The results include the identification of three hierarchical histories of series that have generated a large part of the segment's DNA sequences for the 1000 genomes populations that emerged from Africa. Each of those histories is rooted in a different complex association of series with histories that extend into the African past.
The series in the lower 600,000 bases of the studied segment show more history of stability than those in the upper 400,000 bases. One of the out of Africa hierarchies plus several African hierarchies show a record of independent selection of the same series of hundreds of SNPs. Other samples show more complex patterns of series remodeling or patterns that appear to have resulted from randomization of series associations.
A stream of results over the last several decades has shown that much more human DNA has a role as a scaffold for organizing the activity of assemblies of proteins than codes for those proteins. Over two thousand human proteins are known to bind to DNA. Large numbers of those proteins are known to function as transcription factors that influence the transcription of DNA that does code for specific proteins.
That DNA scaffold has been shown to form a complex 3d structure that can wrap a complex pattern of cell type specific enhancer DNA segments back on the protein coding DNA that the enhancers control. The enhancer process involves complex assemblies of proteins that are anchored and guided by the enhancer DNA segments. To be effective those assemblies must be aligned with the promoter regions of the protein coding DNA. Enhancer DNA segments can be separated by hundreds of thousands of DNA bases from the protein coding genes they enhance.
The DNA scaffolds function as part of an extremely complex system of biochemical activity. Even small changes to the dynamics of some part of that system have a potential for producing significant results. The sequence of scaffold DNA is the least constrained part of the system. Variations in that sequence are very good candidates for the providing the degrees of freedom needed for successful evolution by natural selection.
The 1000 genomes project has identified large numbers of common genetic variations. It discovered the tendency of many of those genetic variations to cluster on a single chromosome. It used statistical techniques based on that discovery to impute the haploid association of single nucleotide genetic variations from diploid sequence data. This work has exploited the 1000 genomes results. Its results provide a strong confirmation of the effectiveness of the 1000 genomes statistical methods.
The 1000 genomes results imply that there is no single normal human DNA sequence. Instead, all human beings express varying associated genetic variations in patterns that are very far from any kind of random distribution. Nevertheless, most of the scientific community still appears to think of human DNA as a single reference sequence with some number of independent randomly distributed genetic variations. That model underlies the assumption that correlation of individual SNPs with some phenotype is an effective technique to understand the functional role of individual genetic variations.
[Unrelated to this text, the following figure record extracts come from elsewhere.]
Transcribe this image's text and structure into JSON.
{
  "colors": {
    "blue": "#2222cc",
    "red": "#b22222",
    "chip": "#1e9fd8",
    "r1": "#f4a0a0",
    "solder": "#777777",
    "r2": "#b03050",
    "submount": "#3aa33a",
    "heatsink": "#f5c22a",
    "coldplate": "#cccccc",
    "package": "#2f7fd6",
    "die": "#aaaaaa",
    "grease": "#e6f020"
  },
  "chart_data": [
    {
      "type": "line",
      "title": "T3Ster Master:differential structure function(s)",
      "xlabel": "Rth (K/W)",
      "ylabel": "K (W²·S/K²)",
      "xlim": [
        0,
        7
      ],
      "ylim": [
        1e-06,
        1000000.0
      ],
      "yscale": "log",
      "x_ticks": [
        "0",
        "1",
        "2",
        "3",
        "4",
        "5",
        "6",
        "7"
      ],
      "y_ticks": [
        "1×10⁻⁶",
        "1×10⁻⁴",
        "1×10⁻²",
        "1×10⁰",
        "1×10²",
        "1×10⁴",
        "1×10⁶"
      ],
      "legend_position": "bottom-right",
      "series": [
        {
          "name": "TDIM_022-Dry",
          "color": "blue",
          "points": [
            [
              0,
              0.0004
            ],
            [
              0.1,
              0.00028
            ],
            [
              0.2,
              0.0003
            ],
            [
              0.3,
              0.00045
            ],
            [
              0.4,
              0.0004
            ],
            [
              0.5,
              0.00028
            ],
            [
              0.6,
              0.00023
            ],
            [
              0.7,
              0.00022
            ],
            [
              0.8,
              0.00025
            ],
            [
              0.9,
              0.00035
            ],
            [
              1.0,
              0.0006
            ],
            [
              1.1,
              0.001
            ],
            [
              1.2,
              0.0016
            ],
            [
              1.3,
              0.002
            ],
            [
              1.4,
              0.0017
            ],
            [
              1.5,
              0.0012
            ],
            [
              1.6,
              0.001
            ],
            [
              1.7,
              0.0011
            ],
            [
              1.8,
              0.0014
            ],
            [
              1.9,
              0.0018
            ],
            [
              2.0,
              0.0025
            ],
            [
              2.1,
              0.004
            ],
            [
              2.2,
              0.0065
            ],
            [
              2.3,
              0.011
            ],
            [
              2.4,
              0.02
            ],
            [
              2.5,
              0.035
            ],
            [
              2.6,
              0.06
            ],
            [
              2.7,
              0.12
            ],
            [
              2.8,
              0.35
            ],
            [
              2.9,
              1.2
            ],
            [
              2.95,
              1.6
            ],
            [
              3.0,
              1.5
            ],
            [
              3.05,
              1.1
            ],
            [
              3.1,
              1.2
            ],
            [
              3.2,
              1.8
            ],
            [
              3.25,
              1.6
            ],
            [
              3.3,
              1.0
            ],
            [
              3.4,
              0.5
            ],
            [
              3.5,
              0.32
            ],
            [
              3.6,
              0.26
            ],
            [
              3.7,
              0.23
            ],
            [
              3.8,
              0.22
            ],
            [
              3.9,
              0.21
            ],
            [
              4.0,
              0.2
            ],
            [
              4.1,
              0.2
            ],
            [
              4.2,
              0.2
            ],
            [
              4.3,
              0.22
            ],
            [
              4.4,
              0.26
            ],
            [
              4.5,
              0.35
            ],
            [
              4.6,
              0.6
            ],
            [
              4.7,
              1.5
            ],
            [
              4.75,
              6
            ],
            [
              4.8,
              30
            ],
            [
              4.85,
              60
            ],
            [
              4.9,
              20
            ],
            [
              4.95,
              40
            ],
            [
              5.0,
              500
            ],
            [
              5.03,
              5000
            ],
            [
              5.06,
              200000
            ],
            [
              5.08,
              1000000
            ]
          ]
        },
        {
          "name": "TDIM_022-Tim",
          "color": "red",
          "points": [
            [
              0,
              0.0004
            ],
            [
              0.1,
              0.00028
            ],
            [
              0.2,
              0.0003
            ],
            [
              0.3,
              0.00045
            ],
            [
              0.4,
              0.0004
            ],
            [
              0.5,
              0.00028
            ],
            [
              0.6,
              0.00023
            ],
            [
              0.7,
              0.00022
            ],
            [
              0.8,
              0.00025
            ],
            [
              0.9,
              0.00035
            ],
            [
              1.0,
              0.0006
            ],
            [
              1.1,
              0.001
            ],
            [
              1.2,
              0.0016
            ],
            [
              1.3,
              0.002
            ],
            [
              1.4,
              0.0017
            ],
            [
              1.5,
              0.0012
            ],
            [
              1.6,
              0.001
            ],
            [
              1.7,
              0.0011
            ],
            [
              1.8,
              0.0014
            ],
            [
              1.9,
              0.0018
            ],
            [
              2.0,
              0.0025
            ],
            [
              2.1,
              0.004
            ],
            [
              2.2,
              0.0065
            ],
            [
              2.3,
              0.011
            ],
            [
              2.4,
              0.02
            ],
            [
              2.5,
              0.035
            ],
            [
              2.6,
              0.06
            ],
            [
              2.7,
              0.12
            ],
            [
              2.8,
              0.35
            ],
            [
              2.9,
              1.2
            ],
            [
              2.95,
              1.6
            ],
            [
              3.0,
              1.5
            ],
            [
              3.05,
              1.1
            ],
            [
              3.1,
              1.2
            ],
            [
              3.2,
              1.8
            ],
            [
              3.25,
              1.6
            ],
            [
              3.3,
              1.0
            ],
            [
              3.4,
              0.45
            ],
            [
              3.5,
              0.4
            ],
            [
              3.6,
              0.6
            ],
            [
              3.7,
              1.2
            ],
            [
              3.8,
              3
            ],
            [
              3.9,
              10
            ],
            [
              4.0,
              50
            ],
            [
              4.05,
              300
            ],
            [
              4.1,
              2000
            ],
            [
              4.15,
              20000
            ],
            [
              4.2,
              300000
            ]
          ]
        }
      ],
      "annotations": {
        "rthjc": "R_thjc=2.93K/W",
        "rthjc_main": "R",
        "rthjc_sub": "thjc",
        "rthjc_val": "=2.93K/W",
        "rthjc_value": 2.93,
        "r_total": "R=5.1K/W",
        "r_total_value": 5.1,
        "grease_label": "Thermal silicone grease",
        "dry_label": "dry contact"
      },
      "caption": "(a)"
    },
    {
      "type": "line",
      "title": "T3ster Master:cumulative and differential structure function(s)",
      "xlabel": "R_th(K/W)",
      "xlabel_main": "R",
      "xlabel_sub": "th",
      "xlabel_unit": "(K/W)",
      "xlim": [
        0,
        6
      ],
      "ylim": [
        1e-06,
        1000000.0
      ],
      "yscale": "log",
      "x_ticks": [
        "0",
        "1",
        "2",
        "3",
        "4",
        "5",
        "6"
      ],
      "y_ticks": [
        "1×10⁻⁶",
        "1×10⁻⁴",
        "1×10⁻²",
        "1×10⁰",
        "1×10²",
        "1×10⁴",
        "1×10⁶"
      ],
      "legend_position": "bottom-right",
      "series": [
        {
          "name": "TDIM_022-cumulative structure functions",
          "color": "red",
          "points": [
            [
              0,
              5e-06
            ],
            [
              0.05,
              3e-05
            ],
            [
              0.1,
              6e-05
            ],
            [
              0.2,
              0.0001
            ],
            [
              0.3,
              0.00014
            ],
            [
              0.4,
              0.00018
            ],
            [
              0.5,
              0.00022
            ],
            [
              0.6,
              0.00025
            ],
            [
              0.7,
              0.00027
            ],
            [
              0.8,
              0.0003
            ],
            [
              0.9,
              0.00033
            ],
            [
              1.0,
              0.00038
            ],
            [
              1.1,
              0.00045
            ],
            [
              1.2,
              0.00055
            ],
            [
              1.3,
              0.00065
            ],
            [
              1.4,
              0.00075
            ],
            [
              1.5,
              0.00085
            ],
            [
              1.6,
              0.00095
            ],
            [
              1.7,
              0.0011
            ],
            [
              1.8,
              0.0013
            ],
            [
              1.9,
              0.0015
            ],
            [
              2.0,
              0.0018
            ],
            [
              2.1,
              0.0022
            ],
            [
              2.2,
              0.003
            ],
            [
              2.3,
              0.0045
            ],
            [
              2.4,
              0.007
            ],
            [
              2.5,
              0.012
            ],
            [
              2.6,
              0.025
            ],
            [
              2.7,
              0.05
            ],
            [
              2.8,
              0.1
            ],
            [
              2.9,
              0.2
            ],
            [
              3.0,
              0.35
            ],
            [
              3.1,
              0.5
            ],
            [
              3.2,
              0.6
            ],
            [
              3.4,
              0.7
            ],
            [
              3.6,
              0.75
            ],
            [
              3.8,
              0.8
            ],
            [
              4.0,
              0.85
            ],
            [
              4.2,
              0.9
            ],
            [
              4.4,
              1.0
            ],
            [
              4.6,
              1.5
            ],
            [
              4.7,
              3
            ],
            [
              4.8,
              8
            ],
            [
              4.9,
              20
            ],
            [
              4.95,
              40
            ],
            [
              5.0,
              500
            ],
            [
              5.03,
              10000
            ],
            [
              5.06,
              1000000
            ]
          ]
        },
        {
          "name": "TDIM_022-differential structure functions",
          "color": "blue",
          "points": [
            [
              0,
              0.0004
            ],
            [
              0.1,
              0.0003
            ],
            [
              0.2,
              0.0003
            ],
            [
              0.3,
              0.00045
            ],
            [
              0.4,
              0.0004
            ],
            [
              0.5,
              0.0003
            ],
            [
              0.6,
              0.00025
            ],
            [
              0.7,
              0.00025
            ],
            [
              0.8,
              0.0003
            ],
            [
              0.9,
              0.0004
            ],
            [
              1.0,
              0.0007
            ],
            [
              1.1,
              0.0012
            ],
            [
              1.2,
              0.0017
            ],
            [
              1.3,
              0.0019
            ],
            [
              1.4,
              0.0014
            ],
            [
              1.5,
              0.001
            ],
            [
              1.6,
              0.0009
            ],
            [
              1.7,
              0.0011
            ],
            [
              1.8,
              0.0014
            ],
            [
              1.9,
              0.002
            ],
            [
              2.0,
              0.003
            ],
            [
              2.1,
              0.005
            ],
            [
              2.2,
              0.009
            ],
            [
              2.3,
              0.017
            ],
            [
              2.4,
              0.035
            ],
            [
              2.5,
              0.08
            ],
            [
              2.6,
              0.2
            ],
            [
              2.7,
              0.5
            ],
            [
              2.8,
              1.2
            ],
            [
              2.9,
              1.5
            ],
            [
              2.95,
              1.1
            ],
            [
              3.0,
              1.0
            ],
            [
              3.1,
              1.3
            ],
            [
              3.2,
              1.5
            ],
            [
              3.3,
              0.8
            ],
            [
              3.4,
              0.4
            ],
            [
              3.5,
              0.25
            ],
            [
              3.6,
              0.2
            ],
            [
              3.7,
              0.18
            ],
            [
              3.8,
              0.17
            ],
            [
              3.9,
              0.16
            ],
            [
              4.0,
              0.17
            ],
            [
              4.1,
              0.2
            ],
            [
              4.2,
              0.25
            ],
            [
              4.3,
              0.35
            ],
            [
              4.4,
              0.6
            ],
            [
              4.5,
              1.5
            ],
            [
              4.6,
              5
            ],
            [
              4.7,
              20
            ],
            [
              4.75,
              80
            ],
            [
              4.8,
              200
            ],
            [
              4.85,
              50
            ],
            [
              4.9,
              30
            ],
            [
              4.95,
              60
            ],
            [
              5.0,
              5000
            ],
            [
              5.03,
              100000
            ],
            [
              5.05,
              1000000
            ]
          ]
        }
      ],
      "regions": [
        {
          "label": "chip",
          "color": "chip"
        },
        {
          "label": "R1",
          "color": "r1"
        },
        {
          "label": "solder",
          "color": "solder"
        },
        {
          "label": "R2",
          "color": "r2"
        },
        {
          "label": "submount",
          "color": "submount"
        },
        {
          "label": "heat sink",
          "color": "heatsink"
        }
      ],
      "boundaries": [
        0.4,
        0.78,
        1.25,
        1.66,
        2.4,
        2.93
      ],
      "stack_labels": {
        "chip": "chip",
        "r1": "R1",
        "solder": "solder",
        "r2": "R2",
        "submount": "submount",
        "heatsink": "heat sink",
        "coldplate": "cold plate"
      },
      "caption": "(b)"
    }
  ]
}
The results of this work call that model into question. Central to this work is a technique for visualizing the associations of clustered SNPs. Use of this technique was a major factor in the recognition of the structures and histories reported in these results. Perhaps inspection of some of the genomes_dnj notebooks can help in the recognition of the reality that is implied both by the 1000 genomes results and by all of the work that shows the role of complex DNA scaffolds in regulating major cellular processes.
This blog has several goals:
Guide access to the jupyter notebooks that contain the results of the work.
Guide access to the source code that provides the details of the methods used.
Outline the construction of a python package capable of repeating the project's results.
Outline the process required to extend the project with data for all of the autosomal chromosomes.
Discuss the value of the work and its relation to the emerging understanding of human genetic function.
There are two project repositories:
genomes_dnj on github contains the project source code and the jupyter notebooks.
genomes_dnj on google drive duplicates the github content. It adds the data for all autosomal chromosomes in hdf5 format and the notebooks in html format.